Why I want to come back as a Pig in my next life..

A single work friend of mine, we'll call her Candy, just recently started dating a new guy.  He's cute, he's built, with a couple of nice tattoos and things are going really well for her.  My other 'fellow-old- married- hag' friend, Jodi, and I like to live vicariously through our newly dating friend as we've both been married since before television switched over to color from black and white.  Okay, not that long, but you get my drift.

So we ask daily details of dates they've been on but no real action had taken place yet.  A couple kisses and stuff but come on, we want some throw down, sweaty, up against the wall, sex stories.  You know, the awesome kind you have when you first start banging someone new.  (Yes, Griffin, I did just type banging)

Low and behold this last Monday Candy is in early.  I mean folks this girl doesn't hit the office until after 8:30 or she spontaneously catches on fire.  Remember that one time Jodi?  It wasn't pretty.  Anyway I arrive to already find her at her desk and when I ask what she is doing here so early her reply is that her new man, we'll call him Kain, had an 8:00 meeting.   Bam Chicka Wah Wah.

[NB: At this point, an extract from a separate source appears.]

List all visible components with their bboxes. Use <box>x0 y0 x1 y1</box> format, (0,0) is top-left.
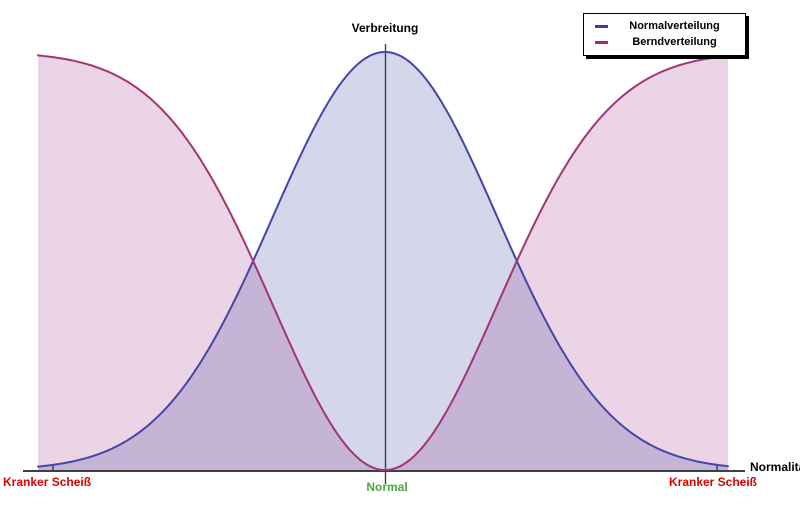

Yes folks, Candy is glowing from head to toe and has been engaged in some between the sheets kind of action.  I'm serious to, you could just see her radiant glow from the space shuttle.  So we asked her about it and she said the first time was a bit awkward, just trying to figure each other out.  Then she made me laugh so hard I almost peed myself.  She asked if I'd ever seen "Along Came Polly", the Jennifer Aniston movie.  Well yes,  I reply.  She throws her arms up and yells "50!!".   I'm laughing now just thinking about it.  For those of you who haven't seen it, the first time her and Ben Stiller's character have sex he is thinking the entire time that he has to last as long as he can.  He starts counting in his head and as soon as he can't take it anymore, and blows his load, he yells out "50!"  As in, sadly, he only made it that long.  That got me thinking about men and women and the differences between how long it takes each one to “blow”.

You might be wondering where the title for this particular blog comes from.  Okay, here goes.  My "Jerry Springer - closing thought of the day" goes something like this.  How is it fair that we bump and grind for as long as we do to achieve that amazing, explosive, mind numbing moment that only about 30 seconds whereas when pigs have orgasms, they last up to 30 minutes?  It just doesn't seem fair does it?